Agora faltava o teste final. O meu maior medo. Será que as fascites plantares iriam voltar, mercê do esforço do ciclismo seguido da corrida? Não, não voltaram. Na corrida, controlei sempre bem. Procurei não exceder as 140 bpm e não tive qualquer problema nas pernas ou nos pés. Parei/afrouxei sempre nos abastecimentos e também quando as pulsações passavam muito das 140 bpm. Os intestinos também foram meus amigos e agradeceram o treino de adaptação de oito meses e portaram-se bem, felizmente.
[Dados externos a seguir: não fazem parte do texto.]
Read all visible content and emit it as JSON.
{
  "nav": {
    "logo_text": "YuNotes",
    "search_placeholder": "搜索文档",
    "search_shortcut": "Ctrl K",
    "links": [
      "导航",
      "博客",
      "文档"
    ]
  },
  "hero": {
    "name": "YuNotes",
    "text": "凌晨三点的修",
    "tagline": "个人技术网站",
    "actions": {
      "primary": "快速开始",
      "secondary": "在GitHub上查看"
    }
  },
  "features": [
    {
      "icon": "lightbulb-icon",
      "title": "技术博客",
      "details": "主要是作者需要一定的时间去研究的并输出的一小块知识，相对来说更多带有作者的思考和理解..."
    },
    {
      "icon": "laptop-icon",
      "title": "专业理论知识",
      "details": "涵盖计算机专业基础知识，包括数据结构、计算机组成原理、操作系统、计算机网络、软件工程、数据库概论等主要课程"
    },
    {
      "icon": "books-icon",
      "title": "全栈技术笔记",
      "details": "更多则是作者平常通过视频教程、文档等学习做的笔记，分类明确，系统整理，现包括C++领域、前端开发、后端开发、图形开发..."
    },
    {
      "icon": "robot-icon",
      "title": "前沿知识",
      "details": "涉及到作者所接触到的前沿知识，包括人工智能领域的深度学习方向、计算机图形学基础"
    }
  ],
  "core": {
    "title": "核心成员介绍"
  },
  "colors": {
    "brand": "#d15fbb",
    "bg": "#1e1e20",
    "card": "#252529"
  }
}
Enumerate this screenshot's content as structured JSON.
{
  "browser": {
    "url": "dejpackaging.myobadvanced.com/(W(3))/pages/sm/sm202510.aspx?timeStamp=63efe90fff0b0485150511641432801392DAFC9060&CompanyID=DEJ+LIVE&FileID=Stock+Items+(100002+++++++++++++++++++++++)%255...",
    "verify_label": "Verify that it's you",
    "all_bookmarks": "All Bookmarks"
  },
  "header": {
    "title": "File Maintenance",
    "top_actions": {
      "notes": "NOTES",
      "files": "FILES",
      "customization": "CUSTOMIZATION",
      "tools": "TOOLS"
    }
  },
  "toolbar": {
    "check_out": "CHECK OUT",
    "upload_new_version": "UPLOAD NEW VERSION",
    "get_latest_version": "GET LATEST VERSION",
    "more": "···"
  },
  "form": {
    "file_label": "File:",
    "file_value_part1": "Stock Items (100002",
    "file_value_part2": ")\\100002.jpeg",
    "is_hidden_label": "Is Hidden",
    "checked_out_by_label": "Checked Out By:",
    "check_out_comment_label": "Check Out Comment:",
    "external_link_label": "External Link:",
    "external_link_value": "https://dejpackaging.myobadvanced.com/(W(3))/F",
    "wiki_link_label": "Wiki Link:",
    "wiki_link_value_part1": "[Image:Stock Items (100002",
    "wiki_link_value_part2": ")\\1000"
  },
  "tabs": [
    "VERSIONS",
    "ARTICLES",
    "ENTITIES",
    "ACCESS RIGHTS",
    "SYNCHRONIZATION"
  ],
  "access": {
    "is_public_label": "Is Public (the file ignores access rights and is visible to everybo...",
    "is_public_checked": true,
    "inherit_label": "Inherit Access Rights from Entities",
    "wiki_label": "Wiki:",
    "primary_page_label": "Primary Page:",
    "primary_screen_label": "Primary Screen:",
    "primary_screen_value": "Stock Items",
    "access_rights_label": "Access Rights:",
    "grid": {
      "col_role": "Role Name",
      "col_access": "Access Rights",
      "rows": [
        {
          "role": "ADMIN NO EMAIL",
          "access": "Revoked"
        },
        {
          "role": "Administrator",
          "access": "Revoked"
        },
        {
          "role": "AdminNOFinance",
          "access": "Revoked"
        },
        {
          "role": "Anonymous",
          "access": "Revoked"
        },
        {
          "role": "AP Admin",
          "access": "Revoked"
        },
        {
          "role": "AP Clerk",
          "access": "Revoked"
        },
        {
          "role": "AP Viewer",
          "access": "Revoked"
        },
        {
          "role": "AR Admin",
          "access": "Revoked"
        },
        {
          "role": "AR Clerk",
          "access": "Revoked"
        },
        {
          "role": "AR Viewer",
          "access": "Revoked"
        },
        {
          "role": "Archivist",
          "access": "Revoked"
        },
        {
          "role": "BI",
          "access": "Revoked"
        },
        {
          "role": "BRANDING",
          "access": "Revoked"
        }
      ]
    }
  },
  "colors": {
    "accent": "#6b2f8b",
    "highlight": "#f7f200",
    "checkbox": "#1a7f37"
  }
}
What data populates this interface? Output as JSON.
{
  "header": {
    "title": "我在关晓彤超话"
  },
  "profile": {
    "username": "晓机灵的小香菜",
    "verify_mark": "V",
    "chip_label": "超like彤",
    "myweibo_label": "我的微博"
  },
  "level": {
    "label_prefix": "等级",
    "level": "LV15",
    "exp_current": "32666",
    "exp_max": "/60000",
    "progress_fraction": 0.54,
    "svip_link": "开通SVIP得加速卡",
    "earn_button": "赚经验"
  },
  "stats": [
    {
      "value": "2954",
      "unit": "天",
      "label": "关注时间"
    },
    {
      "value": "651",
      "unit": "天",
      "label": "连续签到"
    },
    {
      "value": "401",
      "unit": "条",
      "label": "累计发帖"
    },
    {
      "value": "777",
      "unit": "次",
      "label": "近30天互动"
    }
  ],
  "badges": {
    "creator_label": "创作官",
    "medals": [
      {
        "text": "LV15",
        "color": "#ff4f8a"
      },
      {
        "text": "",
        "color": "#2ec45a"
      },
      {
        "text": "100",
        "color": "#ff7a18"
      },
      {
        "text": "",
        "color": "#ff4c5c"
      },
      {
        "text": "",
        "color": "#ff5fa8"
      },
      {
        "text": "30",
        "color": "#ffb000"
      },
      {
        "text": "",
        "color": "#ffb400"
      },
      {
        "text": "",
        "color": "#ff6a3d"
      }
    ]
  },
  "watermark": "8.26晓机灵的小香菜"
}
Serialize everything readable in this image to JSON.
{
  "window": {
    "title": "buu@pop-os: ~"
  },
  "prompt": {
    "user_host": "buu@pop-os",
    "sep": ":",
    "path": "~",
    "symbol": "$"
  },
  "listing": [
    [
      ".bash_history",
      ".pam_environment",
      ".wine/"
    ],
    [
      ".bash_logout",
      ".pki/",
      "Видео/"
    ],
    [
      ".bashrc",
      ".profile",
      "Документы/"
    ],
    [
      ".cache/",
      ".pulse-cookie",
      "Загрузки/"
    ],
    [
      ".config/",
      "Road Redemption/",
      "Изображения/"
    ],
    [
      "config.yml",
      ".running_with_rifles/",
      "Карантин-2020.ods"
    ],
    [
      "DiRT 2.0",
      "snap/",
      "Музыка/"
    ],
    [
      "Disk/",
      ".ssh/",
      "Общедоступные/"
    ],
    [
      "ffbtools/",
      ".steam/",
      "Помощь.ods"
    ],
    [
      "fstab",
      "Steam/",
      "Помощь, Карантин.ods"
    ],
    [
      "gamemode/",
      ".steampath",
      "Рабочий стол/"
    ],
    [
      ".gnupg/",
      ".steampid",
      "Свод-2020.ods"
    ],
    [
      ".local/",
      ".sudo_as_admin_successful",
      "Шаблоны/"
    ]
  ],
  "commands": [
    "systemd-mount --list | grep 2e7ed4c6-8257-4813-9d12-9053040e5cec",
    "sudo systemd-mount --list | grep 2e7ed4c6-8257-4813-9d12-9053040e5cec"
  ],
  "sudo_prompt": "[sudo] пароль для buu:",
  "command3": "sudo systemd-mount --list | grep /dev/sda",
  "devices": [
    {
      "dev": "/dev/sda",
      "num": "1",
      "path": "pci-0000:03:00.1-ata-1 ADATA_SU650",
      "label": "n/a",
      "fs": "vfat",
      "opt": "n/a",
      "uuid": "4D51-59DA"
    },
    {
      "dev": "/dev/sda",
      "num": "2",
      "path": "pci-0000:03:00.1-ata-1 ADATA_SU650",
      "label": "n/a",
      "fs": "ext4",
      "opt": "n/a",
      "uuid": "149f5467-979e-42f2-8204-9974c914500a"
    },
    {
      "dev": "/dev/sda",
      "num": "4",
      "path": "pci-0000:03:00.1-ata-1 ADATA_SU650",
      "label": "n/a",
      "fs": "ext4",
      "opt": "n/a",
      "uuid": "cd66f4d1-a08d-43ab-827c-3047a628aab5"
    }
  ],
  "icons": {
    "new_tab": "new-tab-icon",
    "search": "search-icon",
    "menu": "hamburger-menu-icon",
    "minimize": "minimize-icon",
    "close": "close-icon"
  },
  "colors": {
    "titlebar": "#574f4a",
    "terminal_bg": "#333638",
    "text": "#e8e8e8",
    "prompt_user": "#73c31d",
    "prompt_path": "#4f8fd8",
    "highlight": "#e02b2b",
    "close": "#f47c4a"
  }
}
Demorei 5 horas e 5 minutos no segmento de corrida, o que foi uma evolução brutal, considerando que demorei 2 horas e 54 minutos na prova de Lisboa, que tinha metade da distância (o dobro seriam 5 horas e 48 minutos) e considerando também que nunca na minha vida tinha feito uma maratona. Altimetria do segmento de corrida: 240 metros. Tempo total, contando com as transições: 13 horas e 32 minutos.

Já sou, finalmente, um Ironman.

Nas massagens pós prova e na massagem seguinte, tinha muitas dores, mas não apareciam sem ser nas massagens. Na terceira massagem já quase não tinha dores. Na semana seguinte ainda fiz outra massagem e já não tinhas dores.

Nota 10 para a "afición" espanhola, que, mesmo com chuva, levam os bebés para a rua nos carrinhos e vão apoiar os atletas. A organização também foi inteligente, pois colocou o percurso da corrida a atravessar parques e a passar por várias esplanadas, onde toda a gente apoiava os atletas. Agradecimentos a todos os que me ajudaram com dicas e táticas, especialmente o João Silva (natação, motivação), Pedro Caeiro (natação, alimentação, ciclismo, motivação) Rogério Araújo (motivação) e Vitor Francisco (motivação), Humberto Lomba (motivação) e Nanda (motivação), Luís Rocha (massagens, motivação) e Branca (a minha esposa; apoio incondicional, logística, motivação).

Como diz o Rogério Araújo, a partir desta data nada será como dantes, pois eu sou outra pessoa, depois de passar o pórtico da meta de chegada.